Emerald: Do you feel that art in popular culture is a tool of social control?
JZ: One of the things popular culture strikes me as is a kind of loss of faith in art. When pop art comes along starting in the late 1950s — especially the post-modern which starts up a little later but is part of that whole trend — the distinction between serious art and pop art becomes dissolved. It doesn’t look like serious art anymore, and in a way it isn’t. I don’t know if it’s so much a matter of control. You could write a piece called “The End of Art” and certainly various people have. A lot of people thought art was redemptive and a really big deal, because it expressed such deep values. Now, (and I think it’s pretty sad), but who believes that? Maybe it’s kind of the end of the symbolic thing when people realize it doesn’t really deliver as much as we thought. It doesn’t stand up to what’s going on in society.
Emerald: Is the creation of art necessarily rooted in desire? Or is it possible for art to come from our relationship with nature, or something else?

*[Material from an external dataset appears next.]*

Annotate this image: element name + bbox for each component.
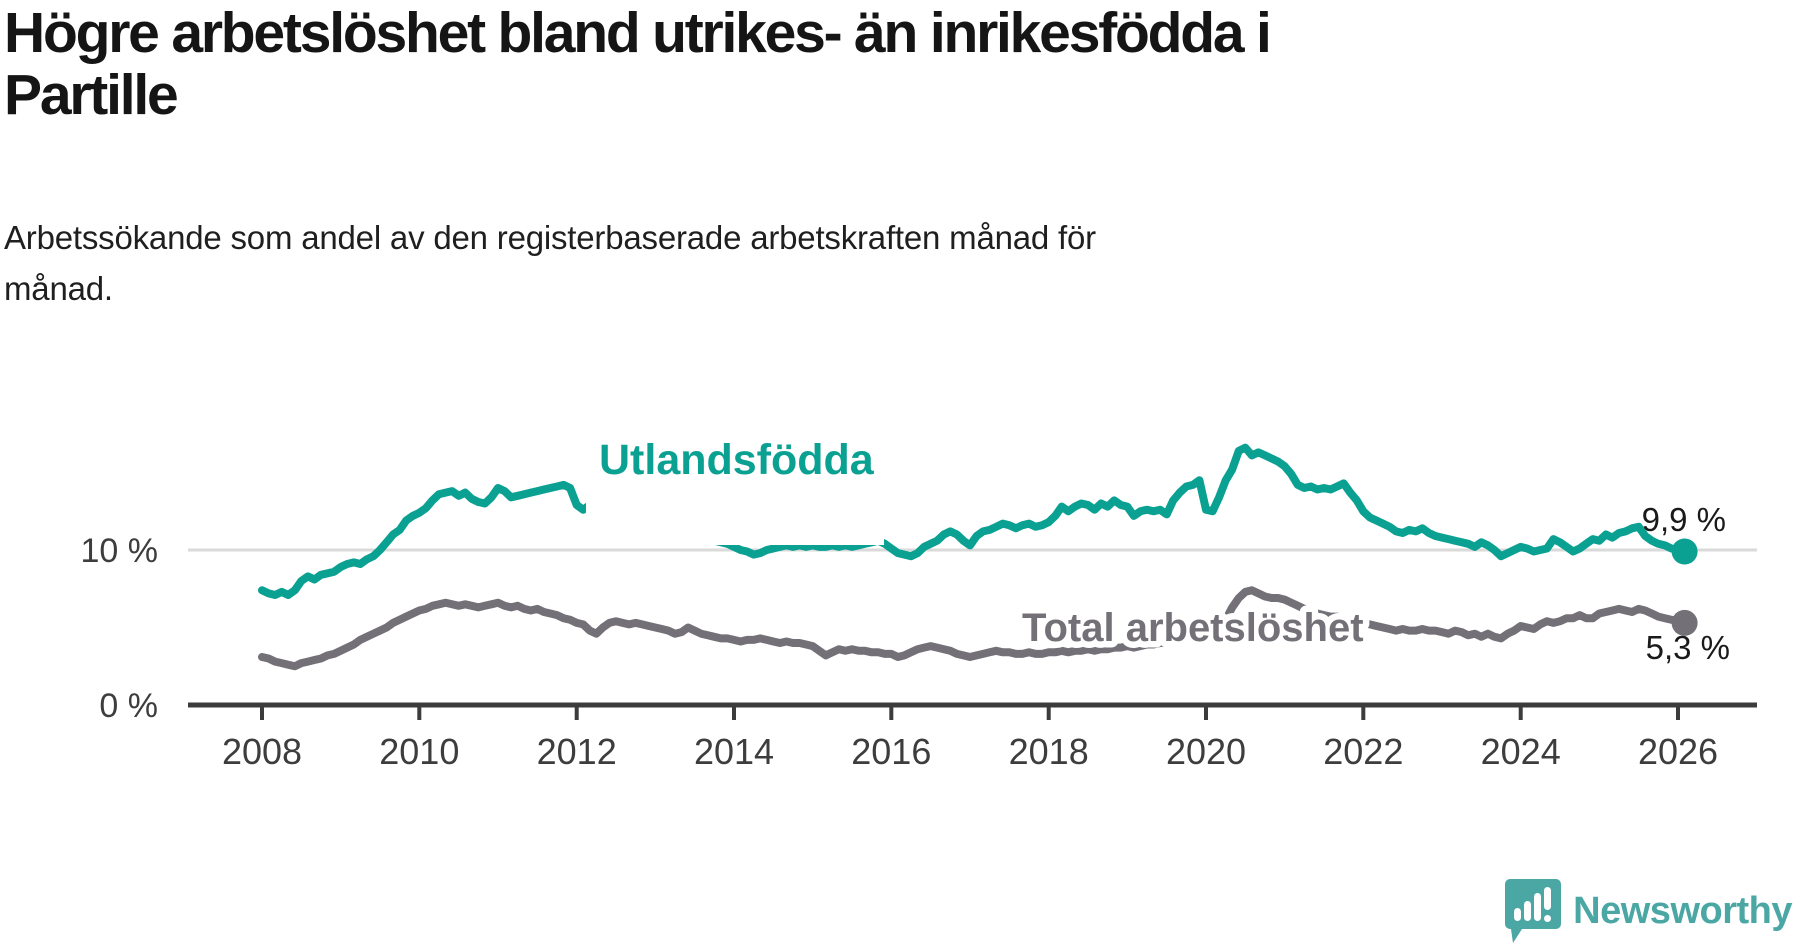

JZ: Sure, it’s possible. I just have this feeling there wasn’t a need to represent things, or objectify. Apparently, people were satisfied with just digging nature, just being in nature, and having a real, full communion with nature, if you will. And I think when you start losing it, then you have to paint it, rather than live it. And, of course, that’s a big generalization, but you can kind of chart that progression and see that something is slipping away, and problems are emerging, and then the symbolic is emerging at the same time. One seems to be there in lieu of the other.
Emerald: Do you think there would be fewer artists today if, on the whole, we had a healthier relationship with our environment and surroundings?
JZ: I think so, in a basic way. For example, writing — I look at it the same way. I’m a writer. I’ve written various books, and I’m not stopping being a writer. I could say “The Case Against Writing” just as easily, and I have, actually. I’m doing it in the same kind of situation. I am cut off from nature; we’re cut off from these natural
connections, and that’s why we persevere, in terms of art, or writing, or whatever it is. That’s why I’m not saying it’s bad. But if there was a disalienated world, would we need to do that stuff? That’s really the question I’m asking.
Emerald: So you are writing to find a way to reconnect yourself with your surroundings, nature, and the environment?
JZ: Yeah, as part of a movement to challenge the society and replace the society to where that would be possible again. To stop the destruction of the natural world and be able to reconnect with it, instead of all the piling up the mediation and standardization and all of the rest of the awful stuff that’s going on. It’s got to be stopped. And that’s why I write.